Like most we experienced the war in small ways. The word shortage, for instance, took on an expanded meaning. There was a shortage of sugar and meat during much of the war, butter was scarce if nonexistent, and there were no more bananas and little coffee because of German submarines in the Caribbean. Shortly into the war my mother received ration books and tokens. When she went to buy meat or butter, sugar and the like, shoes later on, she needed to hand over the ration stamps or dime-size tokens along with money to buy the item. She also saved bacon fat in tin cans--something about the war effort and explosives.

Most everyone had a vegetable garden. It provided fresh and inexpensive food and it was patriotic as it saved canned vegetables for our soldiers overseas. The bigger the garden, the deeper the patriotism. In our neighborhood the Hielsbergs were the most patriotic. They grew everything from sweet corn and potatoes to the usual assortment of lettuce, cabbage, peas, beans, tomatoes, onions, radishes, kohlrabies, and carrots. Melons were generally not planted because the adults knew the neighborhood kids would have them pilfered before they got on the dinner table.

No one was immune from the war. It was in our comics, in our movies, and in our songs. The radio was filled with it. Most evenings my parents listened to Edward R. Murrow and Gabriel Heatter, keeping up to date on the progress of the war.

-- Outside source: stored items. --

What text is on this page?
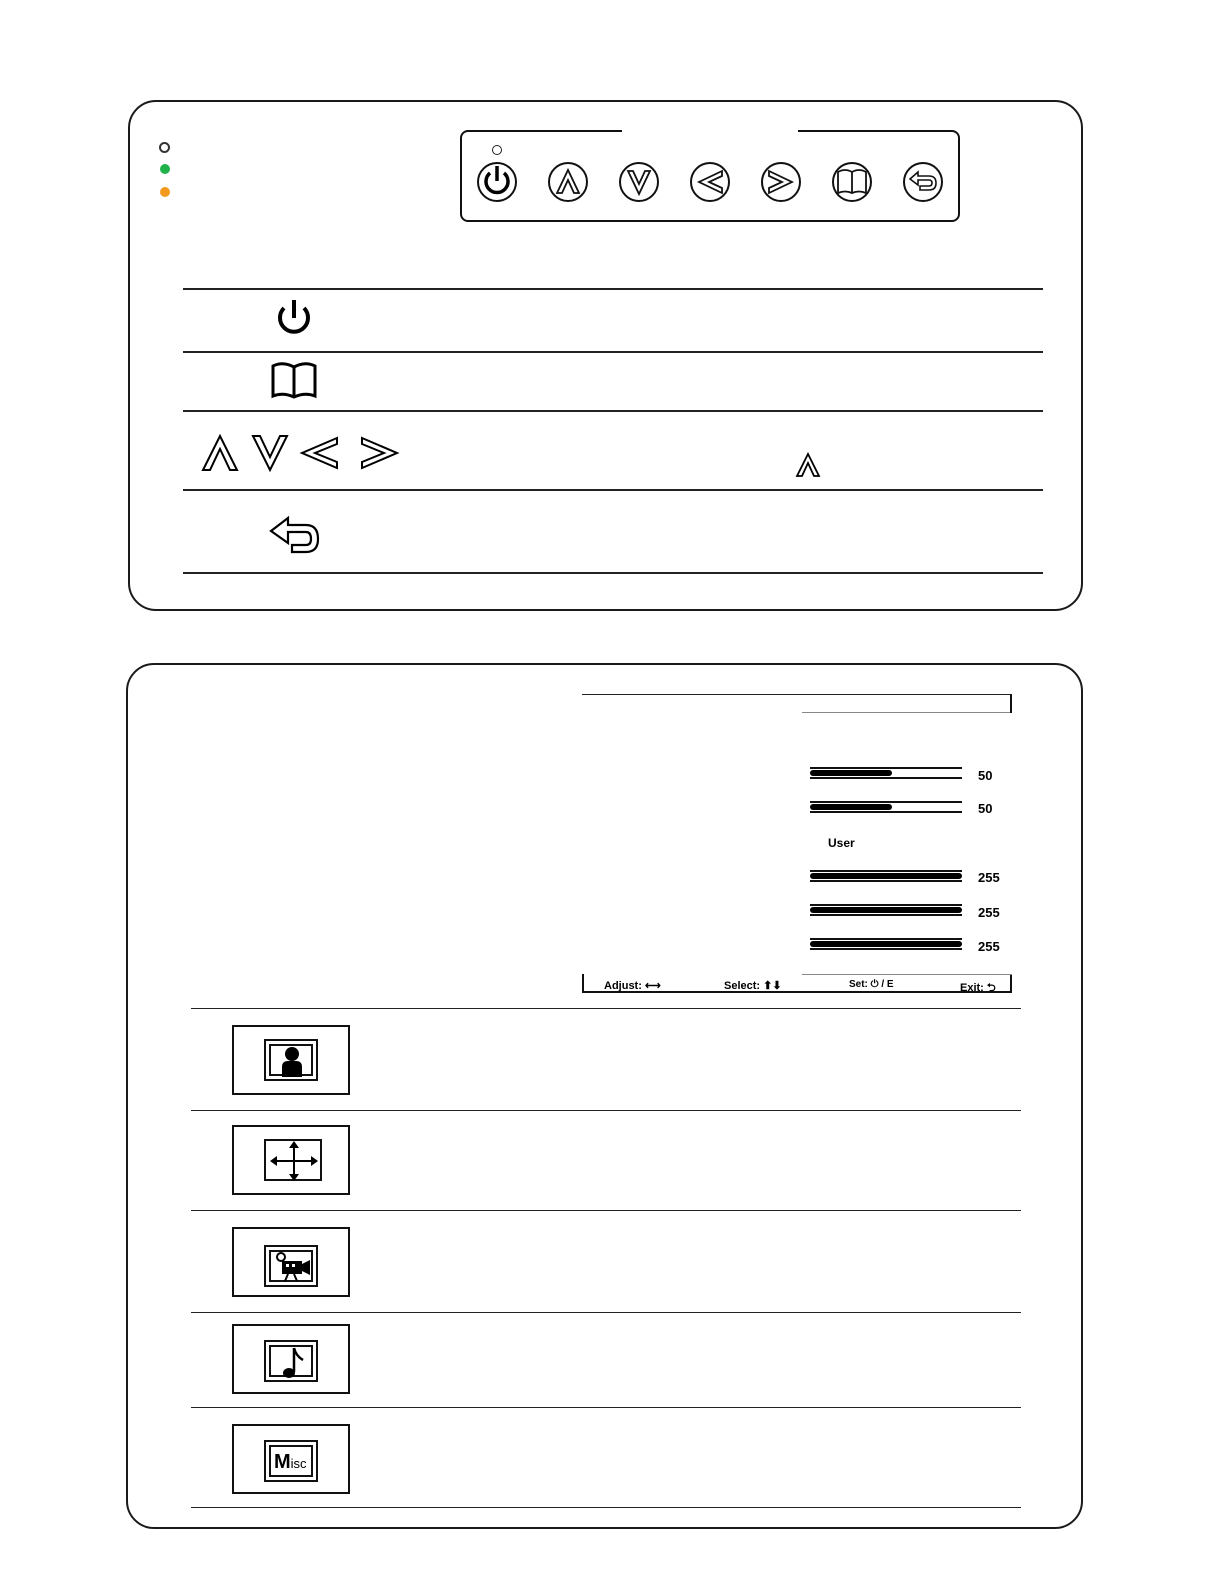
50
50
User
255
255
255
Adjust: ⟷	Select: ⬆⬇	Set: ⏻ / E	Exit: ⮌
Misc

And in school we followed the war on maps and in classroom discussion.

Wartime in the '40s had a feeling of its own. Unlike wars since, World War II had a home front. Civilians felt the war and fought it too. They fought it by working long hours in war industries; they fought it on the dinner table, with the cars they no longer drove, in the things they did without. They fought it by buying war bonds, by growing victory gardens, by conserving and salvaging things previously thrown away. They fought it in their minds as patriots and, they fought it in the songs they sung. They deeply felt a sense of loyalty and responsibility to get the job done. I felt some of this too.

To help finance the war effort we bought war stamps. For a dime or a quarter we bought stamps to paste in a U.S. Savings bond booklet. When the booklet was full--eighteen dollars and seventy-five cents worth--it could be exchanged for a twenty-five dollar war bond. This piecemeal fashion of loaning money to the government allowed even poorer families like ours a feeling of helping save a soldier's life.

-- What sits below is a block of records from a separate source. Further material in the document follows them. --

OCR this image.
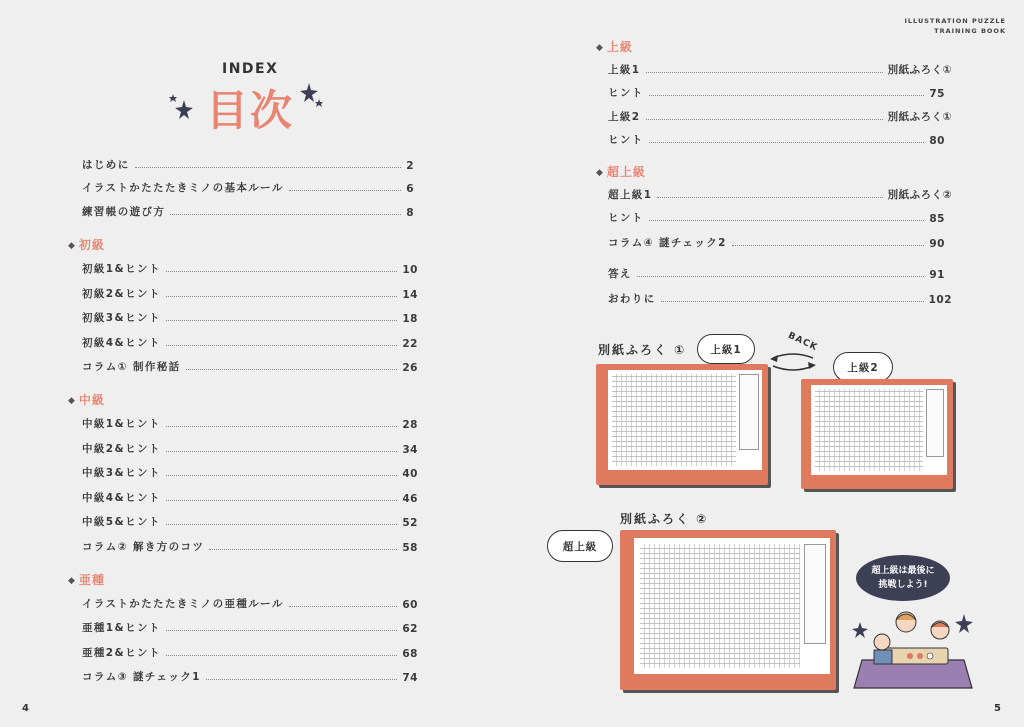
ILLUSTRATION PUZZLE
TRAINING BOOK
INDEX
目次
はじめに	2
イラストかたたたきミノの基本ルール	6
練習帳の遊び方	8
◆ 初級
初級1&ヒント	10
初級2&ヒント	14
初級3&ヒント	18
初級4&ヒント	22
コラム① 制作秘話	26
◆ 中級
中級1&ヒント	28
中級2&ヒント	34
中級3&ヒント	40
中級4&ヒント	46
中級5&ヒント	52
コラム② 解き方のコツ	58
◆ 亜種
イラストかたたたきミノの亜種ルール	60
亜種1&ヒント	62
亜種2&ヒント	68
コラム③ 謎チェック1	74
4
◆ 上級
上級1	別紙ふろく①
ヒント	75
上級2	別紙ふろく①
ヒント	80
◆ 超上級
超上級1	別紙ふろく②
ヒント	85
コラム④ 謎チェック2	90
答え	91
おわりに	102
別紙ふろく ①	上級1	BACK
上級2
別紙ふろく ②
超上級
超上級は最後に
挑戦しよう!
5
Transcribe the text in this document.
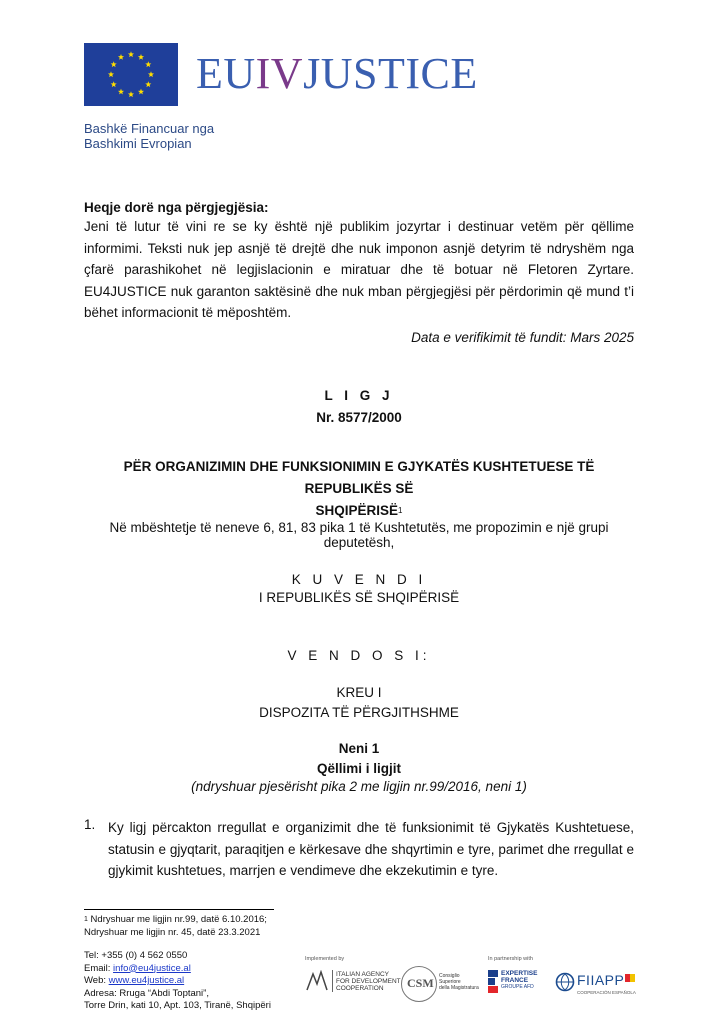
EUIVJUSTICE
Bashkë Financuar nga
Bashkimi Evropian
Heqje dorë nga përgjegjësia:
Jeni të lutur të vini re se ky është një publikim jozyrtar i destinuar vetëm për qëllime informimi. Teksti nuk jep asnjë të drejtë dhe nuk imponon asnjë detyrim të ndryshëm nga çfarë parashikohet në legjislacionin e miratuar dhe të botuar në Fletoren Zyrtare. EU4JUSTICE nuk garanton saktësinë dhe nuk mban përgjegjësi për përdorimin që mund t’i bëhet informacionit të mëposhtëm.
Data e verifikimit të fundit: Mars 2025
L I G J
Nr. 8577/2000
PËR ORGANIZIMIN DHE FUNKSIONIMIN E GJYKATËS KUSHTETUESE TË REPUBLIKËS SË
SHQIPËRISË$^1$
Në mbështetje të neneve 6, 81, 83 pika 1 të Kushtetutës, me propozimin e një grupi deputetësh,
K U V E N D I
I REPUBLIKËS SË SHQIPËRISË
V E N D O S I:
KREU I
DISPOZITA TË PËRGJITHSHME
Neni 1
Qëllimi i ligjit
(ndryshuar pjesërisht pika 2 me ligjin nr.99/2016, neni 1)
1. Ky ligj përcakton rregullat e organizimit dhe të funksionimit të Gjykatës Kushtetuese, statusin e gjyqtarit, paraqitjen e kërkesave dhe shqyrtimin e tyre, parimet dhe rregullat e gjykimit kushtetues, marrjen e vendimeve dhe ekzekutimin e tyre.
$^1$ Ndryshuar me ligjin nr.99, datë 6.10.2016;
Ndryshuar me ligjin nr. 45, datë 23.3.2021
Tel: +355 (0) 4 562 0550
Email: info@eu4justice.al
Web: www.eu4justice.al
Adresa: Rruga “Abdi Toptani”,
Torre Drin, kati 10, Apt. 103, Tiranë, Shqipëri
Implemented by
ITALIAN AGENCY
FOR DEVELOPMENT
COOPERATION	CSM Consiglio
Superiore
della Magistratura
In partnership with
EXPERTISE
FRANCE
GROUPE AFD	FIIAPP
COOPERACIÓN ESPAÑOLA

There were air raid warnings and blackouts during those early years of the war. The roof of the First National Bank building was used by civil defense workers as a lookout for spotting enemy aircraft. I'm not sure if any were spotted, but I do remember Mother turning off the lights and pulling down the shades in our living room during that first citywide blackout. The sirens blared and the seriousness that filled the air made the moment feel eerie to a seven year old.

Kids helped too. Honey Hielsberg and I, when we were trying to scrape up some spending money, went door-to-door asking for old newspapers, cardboard, rags, and metals and taking them down to Block Iron and Salvage or to Pumps' on Tenth. We would start by cleaning out his house and then mine for anything salvageable. We then went next door to his Aunts Elsie and Emma's and did the same. From there we walked around the block knocking on doors asking housewives if they had any of these items lying about. Once in a while the lady of the house would let us go down in her basement and poke around. Any junk we found was ours. For Honey and me it relieved the boredom of a summer day, and for our efforts we might make seventy, eighty cents a piece.

And then it all came to an end. I was standing in our driveway of our Minnesota home on that August day in 1945 when the bells in he tower of St. Vincent's rang nonstop, and the city sirens blew and screamed with joy. I ran into the house to ask my mother what was going on. She told me the war was over.